Tribunal Administratif de Lyon — Décision N° TA69-2405827

lundi 17 juin 2024

JuridictionTribunal Administratif de Lyon
SectionTribunal Administratif de Lyon
N° DossierTA69-2405827
TypeDécision
RecoursExcès de pouvoir
FormationELOIGNEMENT
Avocat requérantVRAY

Texte intégral

Vu la procédure suivante :

Par une requête enregistrée le 13 juin 2024 à 17 heures et 13 minutes, M. C A B demande au tribunal :

1°) de l'admettre au bénéfice de l'aide juridictionnelle provisoire ;

2°) d'annuler la décision du 12 juin 2024 par laquelle la préfète du Rhône a fixé le pays à destination duquel il sera reconduit d'office ;

3°) de mettre à la charge de l'Etat la somme de 1 000 euros au titre des dispositions combinées de l'article L. 761-1 du code de justice administrative et de l'article 37 de la loi n° 91-647 du 10 juillet 1991, à charge pour son conseil de renoncer au bénéfice de l'aide juridictionnelle.

Il soutient que :

- la décision a été signée par une autorité incompétente ;

- elle est insuffisamment motivée en fait et souffre d'un défaut d'examen de sa situation personnelle dès lors qu'il a des problèmes de santé et qu'il est menacé dans son pays ;

- elle méconnaît les stipulations de l'article 3 de la convention européenne de sauvegarde des droits de l'homme et des libertés fondamentales, l'article 19.2 de la Charte des droits fondamentaux de l'Union européenne et l'article 33 de la Convention de Genève dès lors qu'il est menacé et qu'il ne peut pas bénéficier de soins en Libye.

Par un mémoire, enregistré le 14 juin 2024, la préfète du Rhône conclut au rejet de la requête au motif que les moyens soulevés ne sont pas fondés.

Vu les autres pièces du dossier.

Vu :

- la convention de Genève du 28 juillet 1951 relative au statut des réfugiés ;

- la Charte des droits fondamentaux de l'Union européenne ;

- la convention européenne de sauvegarde des droits de l'homme et des libertés fondamentales du 4 novembre 1950 ;

- le code de l'entrée et du séjour des étrangers et du droit d'asile ;

- le code pénal ;

- la loi n° 91-647 du 10 juillet 1991 ;

- le code de justice administrative.

La présidente du tribunal a désigné Mme Lacroix pour statuer sur les litiges relatifs aux décisions portant mesure d'éloignement des ressortissants étrangers en application du code de l'entrée et du séjour des étrangers et du droit d'asile.

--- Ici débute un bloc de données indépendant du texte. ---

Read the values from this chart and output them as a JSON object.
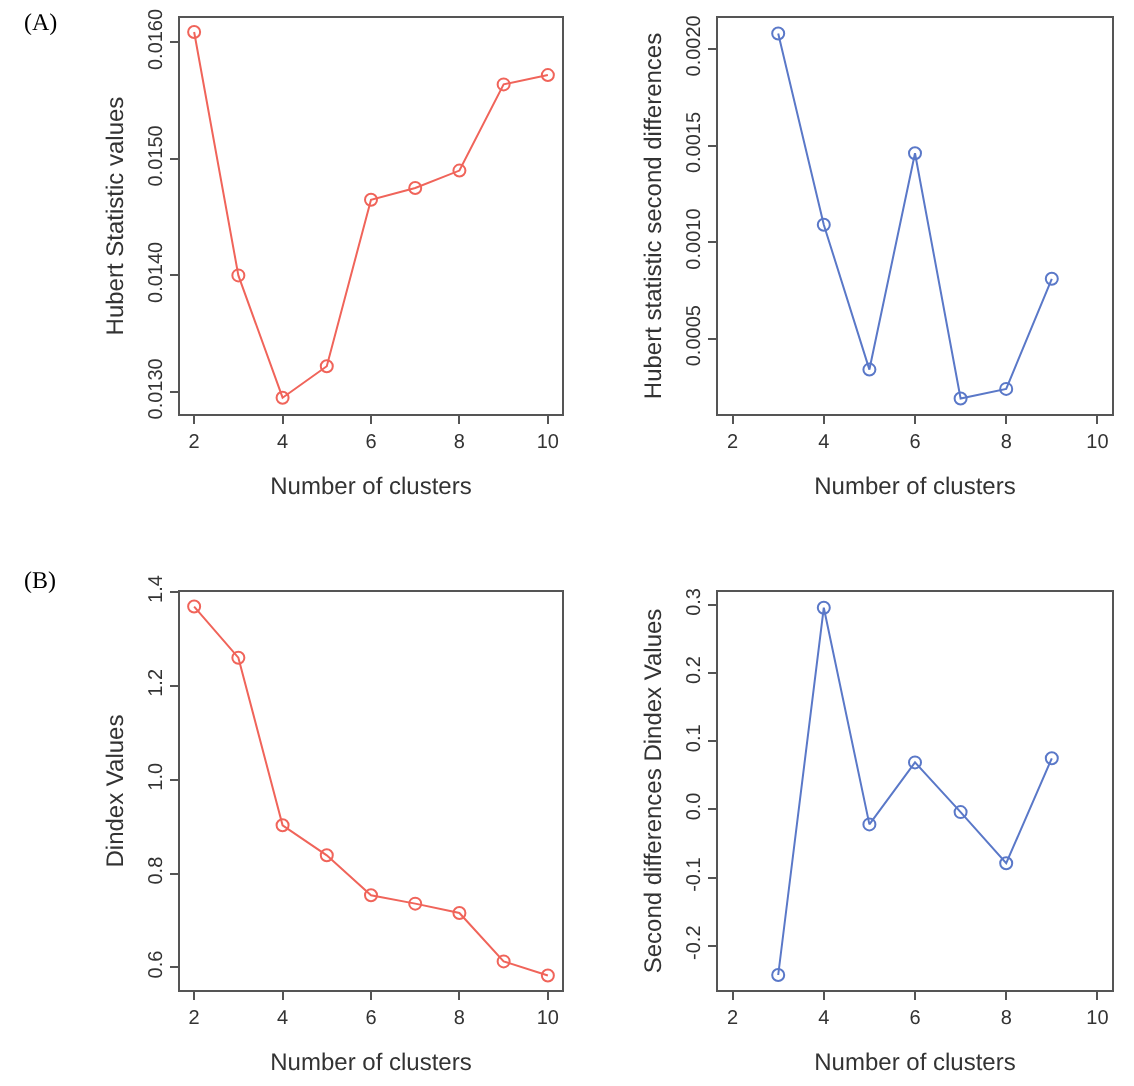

Les parties ont été régulièrement averties du jour de l'audience publique.

Ont été entendus au cours de l'audience publique :

- le rapport de Mme Lacroix, magistrate désignée,

- les observations de Me Vray, pour M. A B, qui précise que le requérant est né le 15 septembre 2003 et non le 5 septembre 2003, qu'il est père d'un enfant français né le 9 mars 2021 qui n'a pu reconnaître faute de papiers d'identité et qu'il s'apprête à demander l'asile en rétention, qui reprend les conclusions et moyens de la requête et soutient en outre que la décision attaquée méconnaît les stipulations de l'article 8 de la convention européenne des droits de l'homme et des libertés fondamentales ;

- les observations de M A B, qui précise que sa maladie mentale a été diagnostiquée lorsqu'il résidait en Suisse il y a un an et demi et qu'il n'a plus de famille en Libye, ses parents étant décédés et ses frères ayant fui en Espagne ;

- la préfète du Rhône n'étant ni présente, ni représentée.

La clôture de l'instruction a été prononcée à l'issue de l'audience.

Considérant ce qui suit :

1. M. C A B, ressortissant libyen né le 15 septembre 2003, a été condamné à une peine d'emprisonnement assortie d'une interdiction du territoire français pour une durée de deux ans par un jugement du tribunal correctionnel de Lyon du 5 mars 2024. Par la décision attaquée du 12 juin 2024, la préfète du Rhône a fixé le pays à destination duquel il sera éloigné d'office. Par une décision du même jour, M. A B a été placé en rétention administrative.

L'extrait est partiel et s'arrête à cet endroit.